The heavy burden of fees
The college prospectus used to be an authentic document regarding the fees to be paid. No longer. K. Ramachandran
RISING COSTS: Private colleges make engineering students pay beyond the fee structure fixed by the Government. Parents need to make provision for a lot of expenditure in addition to the fees prescribed. PHOTO: N. SRIDHARAN
As another set of about two lakh students in Tamil Nadu prepare for the next academic year's ordeal in the form of admissions, Education Plus takes a look at the possible costs involved in entering professional education.
Of course, professional education means, it is always engineering and medicine, plus para medical courses.
Very few institutions other than the government or aided colleges are really going to give you the break-up of the costs that students pay to get admission and study for four or five years.
Two years ago, the Justice A. Raman committee stated that for B.E/B.Tech programmes, the annual fee would be Rs.32,500 for any unaided engineering college. If the engineering college concerned runs a course accredited by the National Board of Accreditation, the fee could be around Rs.40,000 a year.
Colleges have been asking for more. For example, a set of colleges in Coimbatore and nearby districts attended a hearing of the A. Raman Committee and they presented their case for fixing the fee at a "more realistic level" at Rs.55,000 - Rs 60,000 a year.
But this is only for starters.
Students and parents need to know that a B.E/B.Tech student needs to spend another Rs.6000 plus for transport. Today, most of the colleges lie outside the city, so transport and food from the colleges are inevitable.
The food bill could be anywhere upwards of Rs.6,000. In the first year, at entry point a student has also to pay other fee such as those for affiliation, admissions, books, library, laboratory, caution deposits, association or club fee, charges for industry visits, and training. All these could add to another Rs.5,000 or more. Most of the colleges insist that their students wear shoes and formal dress. This means a spending of at least Rs.3,000 each year.
Students also prefer to take up add-on courses in foreign languages or some specialised IT courses or computing skills. Some colleges offer this free (read: hidden costs), while others charge Rs.1,000 or so a year.
Inevitably, the students end up paying anywhere close to Rs.70,000 or more on an average in the first year, and another Rs.60,000 for the next three years.
This does not include the costs students need to bear for attending seminars, workshops outside the colleges.

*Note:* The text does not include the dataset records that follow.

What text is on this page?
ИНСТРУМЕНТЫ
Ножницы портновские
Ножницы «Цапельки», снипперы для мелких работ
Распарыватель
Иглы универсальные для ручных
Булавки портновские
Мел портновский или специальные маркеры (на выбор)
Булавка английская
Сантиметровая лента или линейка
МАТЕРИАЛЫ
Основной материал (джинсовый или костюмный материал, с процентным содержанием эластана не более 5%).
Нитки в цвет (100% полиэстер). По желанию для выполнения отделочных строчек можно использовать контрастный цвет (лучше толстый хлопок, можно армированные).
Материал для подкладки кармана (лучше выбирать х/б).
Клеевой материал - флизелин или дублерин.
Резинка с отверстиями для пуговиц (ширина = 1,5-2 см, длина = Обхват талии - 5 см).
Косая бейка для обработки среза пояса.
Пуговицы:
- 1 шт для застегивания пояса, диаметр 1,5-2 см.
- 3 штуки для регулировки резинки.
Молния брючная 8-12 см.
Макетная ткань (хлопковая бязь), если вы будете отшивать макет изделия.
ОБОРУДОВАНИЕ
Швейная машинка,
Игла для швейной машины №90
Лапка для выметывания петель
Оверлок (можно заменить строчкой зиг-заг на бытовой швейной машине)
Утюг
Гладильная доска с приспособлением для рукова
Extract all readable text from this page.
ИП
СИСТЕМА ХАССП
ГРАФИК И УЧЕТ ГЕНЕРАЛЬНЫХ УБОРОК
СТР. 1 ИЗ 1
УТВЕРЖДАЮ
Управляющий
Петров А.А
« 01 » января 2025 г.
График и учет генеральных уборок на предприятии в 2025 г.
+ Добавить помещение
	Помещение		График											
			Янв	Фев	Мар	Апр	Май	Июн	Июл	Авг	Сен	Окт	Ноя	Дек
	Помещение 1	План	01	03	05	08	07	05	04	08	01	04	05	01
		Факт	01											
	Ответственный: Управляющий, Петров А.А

The basic fee for medical or dental courses ever year can be more than Rs.2.5 lakh, with add-ons similar to that in engineering courses, only a bit more in terms of deposits.
Para-medical courses cost Rs.1 lakh as basic fee every year.
College managements say that when everyone knew this reality, the government committees directed colleges to charge much less. This, they say, is the basic reason for their demanding captation fee on the sly. Sometimes, this is called building fund.
In some institutions, such as deemed universities, the managements have no qualms in demanding these rates for fee and even give receipts, saying that the fee charged by them cannot be regulated by any law, as long as they do not receive any aid from any government.
The principal of a Coimbatore-based college has this to say a point reiterated by many others in different parts of the State: In today's competition, the only way to retain good teaching talent is to pay high salaries, much more than the AICTE recommended pay scales.
R.S. Munirathnam who heads RMK Engineering College, Chennai, and M.V. Muthuramalingam of Velammal Engineering say that besides high pay packets, the biggest need is to make students more employable by multinationals. Even a moderate spend on good recruitment training costs Rs.40 lakhs a year.
Adding buildings or replenishing computing equipment are getting frightfully costlier.
At least a part of this should be borne by students, as management trusts can bear only a part of this spend that comes annually to over Rs.4 crores, they note.